В обед Линец мчался в буфет так, будто ему дорога каждая секунда, и так же стремительно возвращался обратно. Домой же уходил с умиротворенным видом человека, не напрасно прожившего свой день. И жил бы он так себе не одну, а все десять жизней, если бы начали происходить с Семеном Федоровичем престранные вещи. А началось все с одного автора весьма противной наружности. Вошел этот субъект к Линьцу незадолго до обеда, когда Семен Федорович уже мысленно вожделел котлету с картошечкой пюре и соленым огурчиком, да бутылочку пивка к сему пиршеству… как вдруг, сквозь эти грезы проступил такой лик, при виде которого, Семен Федорович вздрогнул и очнулся. У его стола, одетый в черный мокрый от дождя плащ, высился атлетически сложенный человек непонятного возраста с лицом нездорового бурого цвета. Большие, навыкате глаза, испещренные красными прожилками, не мигая, смотрели на Линьца, нос в черных точках, был длиннее всех допустимых норм, а под ним виднелись плотно сжатые в узкую белую полоску губы. Ко всему вдобавок, на плечи визитера падали редкие пряди грязных спутанных волос непонятного цвета, а в руках с длинными желтыми ногтями он держал картонную папку с зелеными атласными тесемками и черную шляпу с полями. Пожалуй, впервые в жизни Семену Федоровичу сделалось настолько не по себе. Глядя в немигающие буркалы, он вдруг с отчаянием подумал, что напечатает все, что принес этот автор, лишь бы остаться в живых, и больше никогда не видеть это в своем кабинете.

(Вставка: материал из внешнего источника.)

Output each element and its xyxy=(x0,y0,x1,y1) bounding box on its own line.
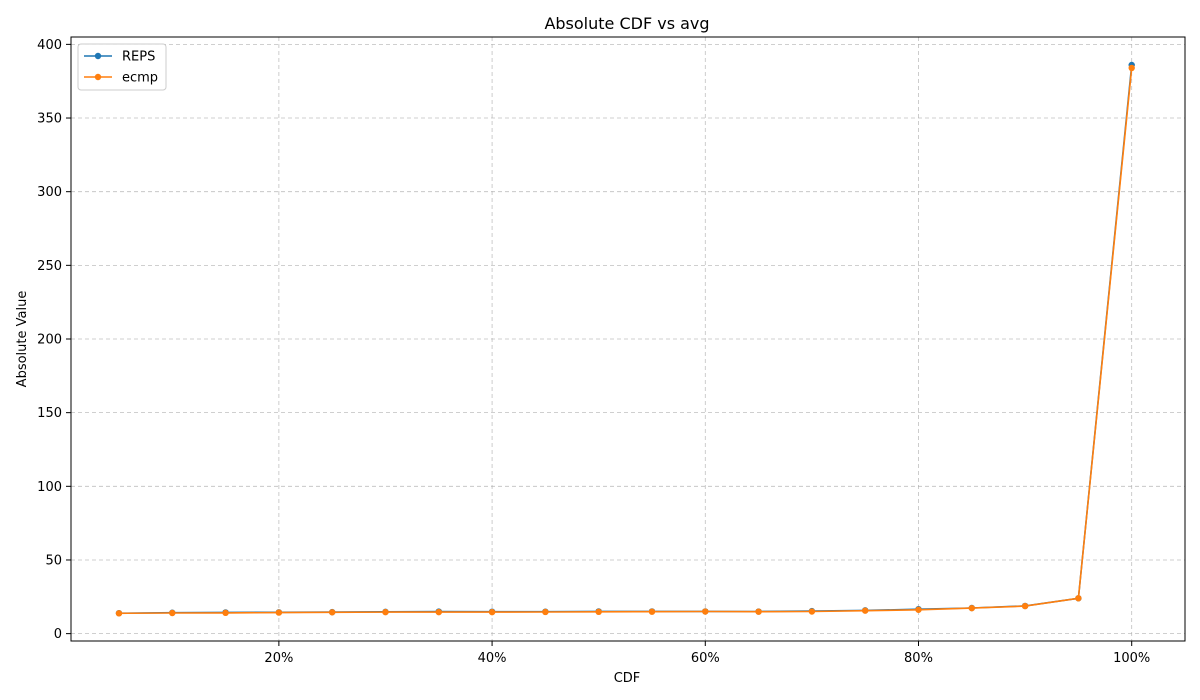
data-point-ecmp xyxy=(648,608,656,615)
y-tick-label: 100 xyxy=(37,480,62,495)
series-layer xyxy=(115,61,1135,617)
y-tick-label: 150 xyxy=(37,406,62,421)
data-point-ecmp xyxy=(382,608,389,616)
legend: REPS ecmp xyxy=(77,43,167,91)
y-tick-label: 200 xyxy=(37,333,62,348)
data-point-ecmp xyxy=(1021,602,1029,610)
grid xyxy=(71,37,1185,641)
data-point-ecmp xyxy=(115,610,123,617)
y-tick-label: 50 xyxy=(45,553,62,568)
data-point-ecmp xyxy=(488,608,496,616)
data-point-ecmp xyxy=(595,608,602,616)
series-line-ecmp xyxy=(118,67,1133,615)
data-point-ecmp xyxy=(542,608,549,616)
x-tick-label: 100% xyxy=(1113,651,1150,666)
y-axis-label: Absolute Value xyxy=(15,291,30,388)
legend-label: ecmp xyxy=(122,71,158,86)
data-point-ecmp xyxy=(755,608,762,615)
data-point-ecmp xyxy=(328,609,336,616)
x-tick-label: 60% xyxy=(691,651,720,666)
x-tick-label: 80% xyxy=(904,651,933,666)
data-point-ecmp xyxy=(915,606,922,613)
legend-swatch-marker xyxy=(94,52,102,60)
y-tick-label: 300 xyxy=(37,185,62,200)
data-point-ecmp xyxy=(702,608,709,615)
legend-swatch-marker xyxy=(94,73,102,81)
data-point-ecmp xyxy=(861,607,869,614)
x-tick-label: 20% xyxy=(264,651,293,666)
x-axis-label: CDF xyxy=(614,671,641,686)
y-tick-label: 350 xyxy=(37,112,62,127)
x-tick-label: 40% xyxy=(478,651,507,666)
data-point-ecmp xyxy=(808,608,816,615)
data-point-ecmp xyxy=(968,604,975,612)
y-tick-label: 0 xyxy=(54,627,62,642)
data-point-ecmp xyxy=(435,608,442,616)
data-point-ecmp xyxy=(275,609,283,616)
series-ecmp xyxy=(115,64,1135,617)
data-point-ecmp xyxy=(169,609,176,617)
y-tick-label: 250 xyxy=(37,259,62,274)
legend-label: REPS xyxy=(122,50,155,65)
data-point-ecmp xyxy=(1128,64,1135,72)
x-axis: 20% 40% 60% 80% 100% xyxy=(264,641,1150,666)
y-axis: 0 50 100 150 200 250 300 350 400 xyxy=(37,38,71,642)
data-point-ecmp xyxy=(222,609,229,617)
chart-title: Absolute CDF vs avg xyxy=(544,14,709,33)
y-tick-label: 400 xyxy=(37,38,62,53)
data-point-ecmp xyxy=(1075,595,1082,602)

– Семен Федорович Линец? – сказало чудовище неожиданно приятным, даже красивым голосом.
– Да, – хрипло каркнул Линец и откашлялся. – Что у вас, рассказы? Повесть? Стихи?
– Повесть, – оно положило папку на стол и виновато добавило: – небольшая, она у меня первая, я до этого ничего никогда не писал.
– А чем вы занимались раньше? – Линец пристально рассматривал тесемки и папку, но никак не мог разобрать мелкую карандашную надпись на ней.
– Я… ну… – замялся автор, – это не имеет значения.
Линец согласился поспешным кивком.
– Вы прочтите, если вас не затруднит, – вздохнул автор, – я там вложил свои координаты, если… если, это чего-то стоит, буду рад.
– Я прочту, – Линец рывком пододвинул к себе папку, и заставил себя посмотреть на автора. Увидев, что тот собирается улыбнуться на прощание, Линец закусил губу, дабы подавить рвущийся из груди крик, но вместо ожидаемых желтых клыков, Семен Федорович увидел ровные белые зубы, правда, несколько широковатые для обычного человека. Из-за этого казалось, что зубов у автора значительно меньше, чем положено. Попрощавшись, он вышел из кабинета, а Линец открыл папку, и уставился на название повести: «Москва необетованная».
Эпизод 3
Вениамин Передреев
Кондуктор Передреев стоял на табуретке и тщательно намыливал веревку. Засиженная мухами люстра была заблаговременно снята с крюка и определена на продавленное кресло. Убедившись, что веревка намылена хорошо и петля затягивается превосходно, Передреев прикрепил второй конец к крюку и, как следует, подергал, проверяя на прочность. «Ну, вот и все, – печально подумал кондуктор, глядя на раскачивающуюся у его обвисших усов петлю с розовым мыльным орнаментом, – вот так и оборвется моя жизнь, не дотянувши до сорока восьми…» Вениамин решил, что напоследок не мешало бы выпить водочки, а то когда еще случай представится. Он слез с табуретки и, бросив взгляд на петлю, побрел на кухню.